In New York on Monday, the government unsealed and got a judge to dismiss an indictment in the case that charged Mohammed and the others with 10 counts relating to the Sept. 11, 2001 terrorist attacks. The dismissal was because the defendants will not be tried in civilian court.
The indictment said that in late August 2001, as the terrorists in the United States made final preparations, Mohammed was notified about the date of the attack and relayed that to Osama bin Laden.
Some 9/11 family members supported the switch to military commissions.
“We’re delighted,” said Alexander Santora, 74, father of deceased firefighter Christopher A. Santora. The father called the accused terrorists “demonic human beings, they’ve already said that they would kill us if they could, if they got the chance they would do it again.”
Nancy Nee, whose firefighter brother George Cain died at the World Trade Center, said that the five men are “war criminals as far as I’m concerned and I think that a military trial is the right thing to do.”
However, a top Democrat, Senate Judiciary Committee chairman Patrick Leahy of Vermont, said he is disappointed with the decision not to prosecute in federal court. “I believe that our justice system, which is the envy of the world, is more than capable of trying high-profile terrorism and national security cases,” said Leahy.
Republican lawmakers welcomed the shift.
“It’s unfortunate that it took the Obama administration more than two years to figure out what the majority of Americans already know: that 9/11 conspirator Khalid Sheikh Mohammed is not a common criminal, he’s a war criminal,” said House Judiciary Committee Chairman Lamar Smith of Texas.
Senate Judiciary Chairman Jeff Sessions of Alabama said he was “pleased that the Obama administration has finally heeded those who rebuked their decision and that the trial is being held where it belongs.”
The American Civil Liberties Union criticized the administration’s decision.
Cases prosecuted in military commissions now “are sure to be subject to continuous legal challenges and delays, and their outcomes will not be seen as legitimate. That is not justice,” said ACLU executive director Anthony D. Romero.
Holder said it is unclear whether the five men could receive the death penalty if they plead guilty in military court.
The political fight over where to try the alleged 9/11 plotters is part of a bigger battle in which Republicans want no detainees from Guantanamo Bay brought into the United States.
In a letter sent Monday, Holder assured Sen. Richard Durbin, D-Ill., that the administration has no intention of moving Guantanamo Bay detainees into a shuttered Illinois prison. Originally, the administration intended for Gitmo detainees to be housed there as part of a plan to close Guantanamo Bay. Despite Congress’ restrictions on transferring detainees from Guantanamo, the administration still formally supports closing the military prison there.
During a military hearing at Guantanamo Bay in 2007, Mohammed confessed to planning the Sept. 11 attacks and a chilling string of other terror plots.
Many of the schemes, including a previously undisclosed plan to kill several former U.S. presidents, were never carried out or were foiled by international counterterror authorities.
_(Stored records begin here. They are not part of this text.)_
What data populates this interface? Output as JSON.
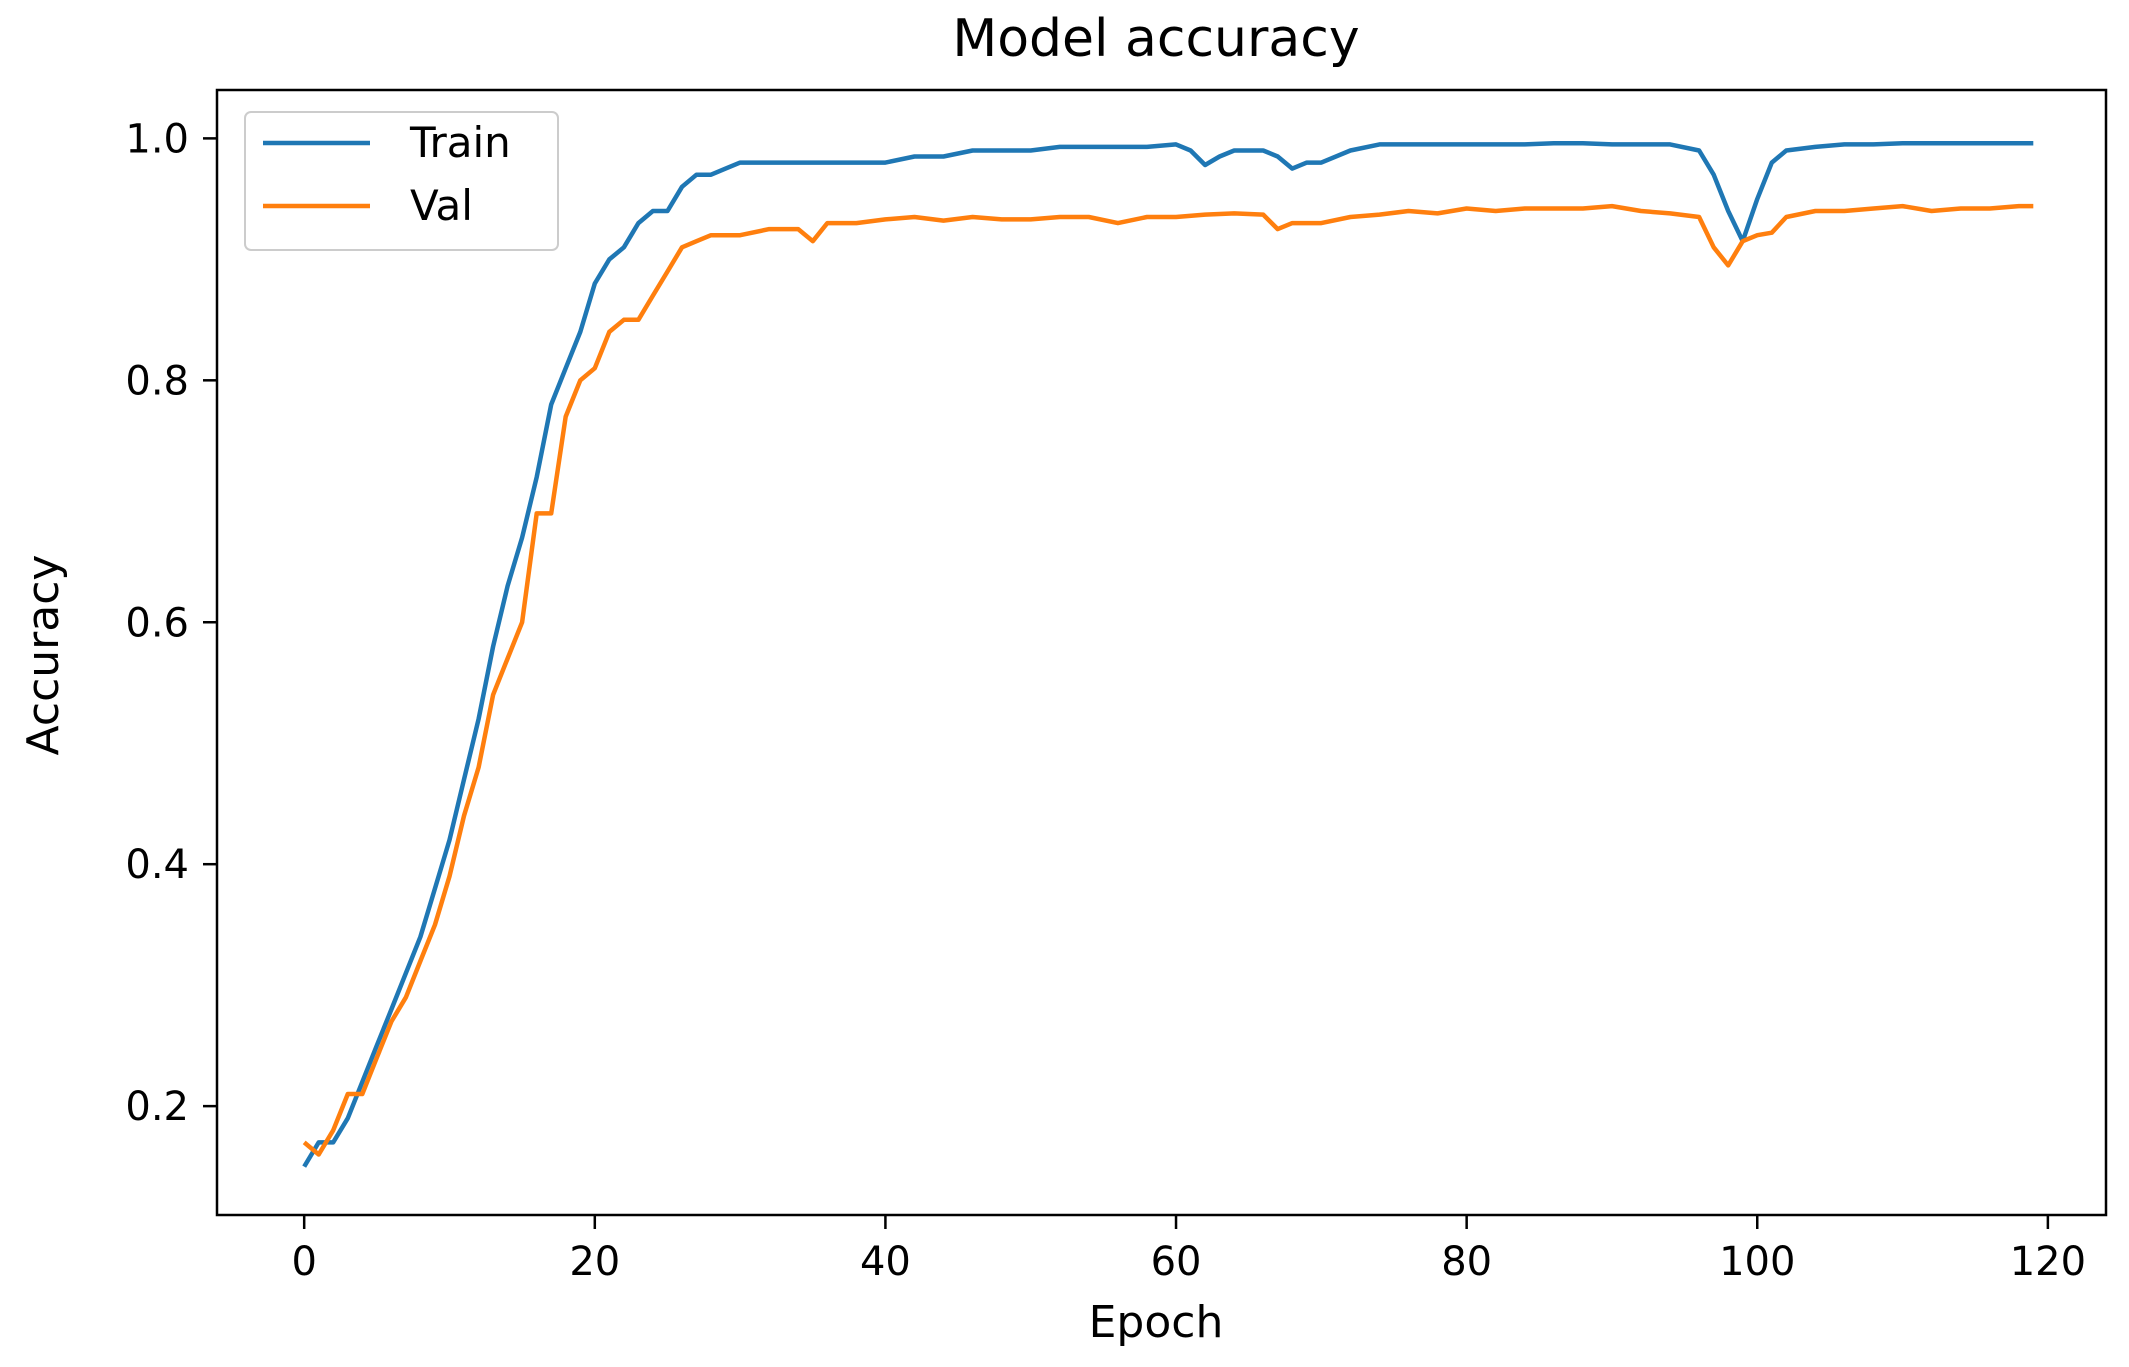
{
  "chart_data": {
    "type": "line",
    "title": "Model accuracy",
    "xlabel": "Epoch",
    "ylabel": "Accuracy",
    "xlim": [
      -6,
      124
    ],
    "ylim": [
      0.11,
      1.04
    ],
    "xticks": [
      0,
      20,
      40,
      60,
      80,
      100,
      120
    ],
    "yticks": [
      0.2,
      0.4,
      0.6,
      0.8,
      1.0
    ],
    "xtick_labels": [
      "0",
      "20",
      "40",
      "60",
      "80",
      "100",
      "120"
    ],
    "ytick_labels": [
      "0.2",
      "0.4",
      "0.6",
      "0.8",
      "1.0"
    ],
    "grid": false,
    "legend_position": "top-left",
    "series": [
      {
        "name": "Train",
        "color": "#1f77b4",
        "x": [
          0,
          1,
          2,
          3,
          4,
          5,
          6,
          7,
          8,
          9,
          10,
          11,
          12,
          13,
          14,
          15,
          16,
          17,
          18,
          19,
          20,
          21,
          22,
          23,
          24,
          25,
          26,
          27,
          28,
          29,
          30,
          32,
          34,
          36,
          38,
          40,
          42,
          44,
          46,
          48,
          50,
          52,
          54,
          56,
          58,
          60,
          61,
          62,
          63,
          64,
          65,
          66,
          67,
          68,
          69,
          70,
          72,
          74,
          76,
          78,
          80,
          82,
          84,
          86,
          88,
          90,
          92,
          94,
          96,
          97,
          98,
          99,
          100,
          101,
          102,
          104,
          106,
          108,
          110,
          112,
          114,
          116,
          118,
          119
        ],
        "y": [
          0.15,
          0.17,
          0.17,
          0.19,
          0.22,
          0.25,
          0.28,
          0.31,
          0.34,
          0.38,
          0.42,
          0.47,
          0.52,
          0.58,
          0.63,
          0.67,
          0.72,
          0.78,
          0.81,
          0.84,
          0.88,
          0.9,
          0.91,
          0.93,
          0.94,
          0.94,
          0.96,
          0.97,
          0.97,
          0.975,
          0.98,
          0.98,
          0.98,
          0.98,
          0.98,
          0.98,
          0.985,
          0.985,
          0.99,
          0.99,
          0.99,
          0.993,
          0.993,
          0.993,
          0.993,
          0.995,
          0.99,
          0.978,
          0.985,
          0.99,
          0.99,
          0.99,
          0.985,
          0.975,
          0.98,
          0.98,
          0.99,
          0.995,
          0.995,
          0.995,
          0.995,
          0.995,
          0.995,
          0.996,
          0.996,
          0.995,
          0.995,
          0.995,
          0.99,
          0.97,
          0.94,
          0.915,
          0.95,
          0.98,
          0.99,
          0.993,
          0.995,
          0.995,
          0.996,
          0.996,
          0.996,
          0.996,
          0.996,
          0.996
        ]
      },
      {
        "name": "Val",
        "color": "#ff7f0e",
        "x": [
          0,
          1,
          2,
          3,
          4,
          5,
          6,
          7,
          8,
          9,
          10,
          11,
          12,
          13,
          14,
          15,
          16,
          17,
          18,
          19,
          20,
          21,
          22,
          23,
          24,
          25,
          26,
          27,
          28,
          29,
          30,
          32,
          34,
          35,
          36,
          38,
          40,
          42,
          44,
          46,
          48,
          50,
          52,
          54,
          56,
          58,
          60,
          62,
          64,
          66,
          67,
          68,
          70,
          72,
          74,
          76,
          78,
          80,
          82,
          84,
          86,
          88,
          90,
          92,
          94,
          96,
          97,
          98,
          99,
          100,
          101,
          102,
          104,
          106,
          108,
          110,
          112,
          114,
          116,
          118,
          119
        ],
        "y": [
          0.17,
          0.16,
          0.18,
          0.21,
          0.21,
          0.24,
          0.27,
          0.29,
          0.32,
          0.35,
          0.39,
          0.44,
          0.48,
          0.54,
          0.57,
          0.6,
          0.69,
          0.69,
          0.77,
          0.8,
          0.81,
          0.84,
          0.85,
          0.85,
          0.87,
          0.89,
          0.91,
          0.915,
          0.92,
          0.92,
          0.92,
          0.925,
          0.925,
          0.915,
          0.93,
          0.93,
          0.933,
          0.935,
          0.932,
          0.935,
          0.933,
          0.933,
          0.935,
          0.935,
          0.93,
          0.935,
          0.935,
          0.937,
          0.938,
          0.937,
          0.925,
          0.93,
          0.93,
          0.935,
          0.937,
          0.94,
          0.938,
          0.942,
          0.94,
          0.942,
          0.942,
          0.942,
          0.944,
          0.94,
          0.938,
          0.935,
          0.91,
          0.895,
          0.915,
          0.92,
          0.922,
          0.935,
          0.94,
          0.94,
          0.942,
          0.944,
          0.94,
          0.942,
          0.942,
          0.944,
          0.944
        ]
      }
    ]
  }
}
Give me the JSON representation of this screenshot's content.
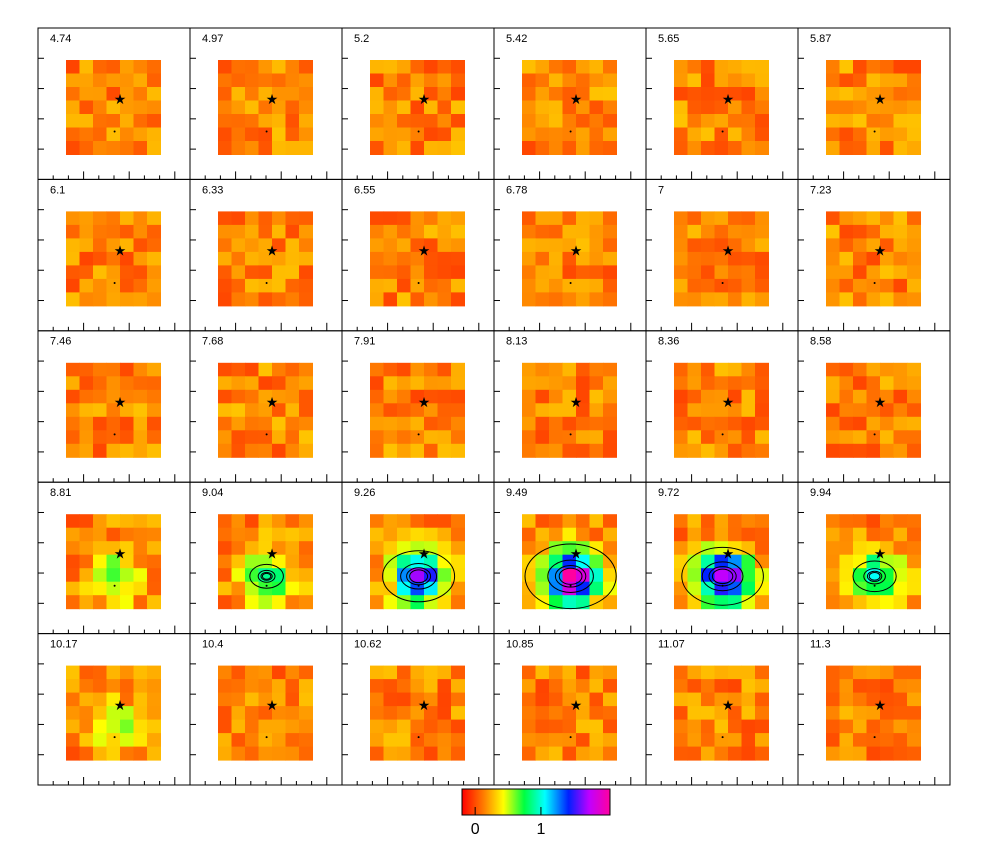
{
  "chart_data": {
    "type": "channel-maps",
    "panels": [
      "4.74",
      "4.97",
      "5.2",
      "5.42",
      "5.65",
      "5.87",
      "6.1",
      "6.33",
      "6.55",
      "6.78",
      "7",
      "7.23",
      "7.46",
      "7.68",
      "7.91",
      "8.13",
      "8.36",
      "8.58",
      "8.81",
      "9.04",
      "9.26",
      "9.49",
      "9.72",
      "9.94",
      "10.17",
      "10.4",
      "10.62",
      "10.85",
      "11.07",
      "11.3"
    ],
    "columns": 6,
    "colorbar": {
      "lim": [
        -0.2,
        2.05
      ],
      "ticks": [
        0,
        1
      ]
    }
  }
}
Mohammed made clear that al-Qaida wanted to down a second trans-Atlantic aircraft during would-be shoe bomber Richard Reid’s failed operation later in 2001.
The other four alleged co-conspirators are Waleed bin Attash, a Yemeni who allegedly ran an al-Qaida training camp in Afghanistan; Ramzi Binalshibh, a Yemeni who allegedly helped find flight schools for the hijackers; Ali Abd al-Aziz Ali, accused of helping nine of the hijackers travel to the United States and sending them $120,000 for expenses and flight training, and Mustafa Ahmad al-Hawsawi, a Saudi accused of helping the hijackers with money, Western clothing, traveler’s checks and credit cards.
Mohammed allegedly proposed the idea for the Sept. 11 attacks to Osama bin Laden as early as 1996, obtained funding for the attacks from bin Laden, oversaw the operation and trained the hijackers in Afghanistan and Pakistan.
Mohammed was born in Pakistan’s Baluchistan province and raised in Kuwait.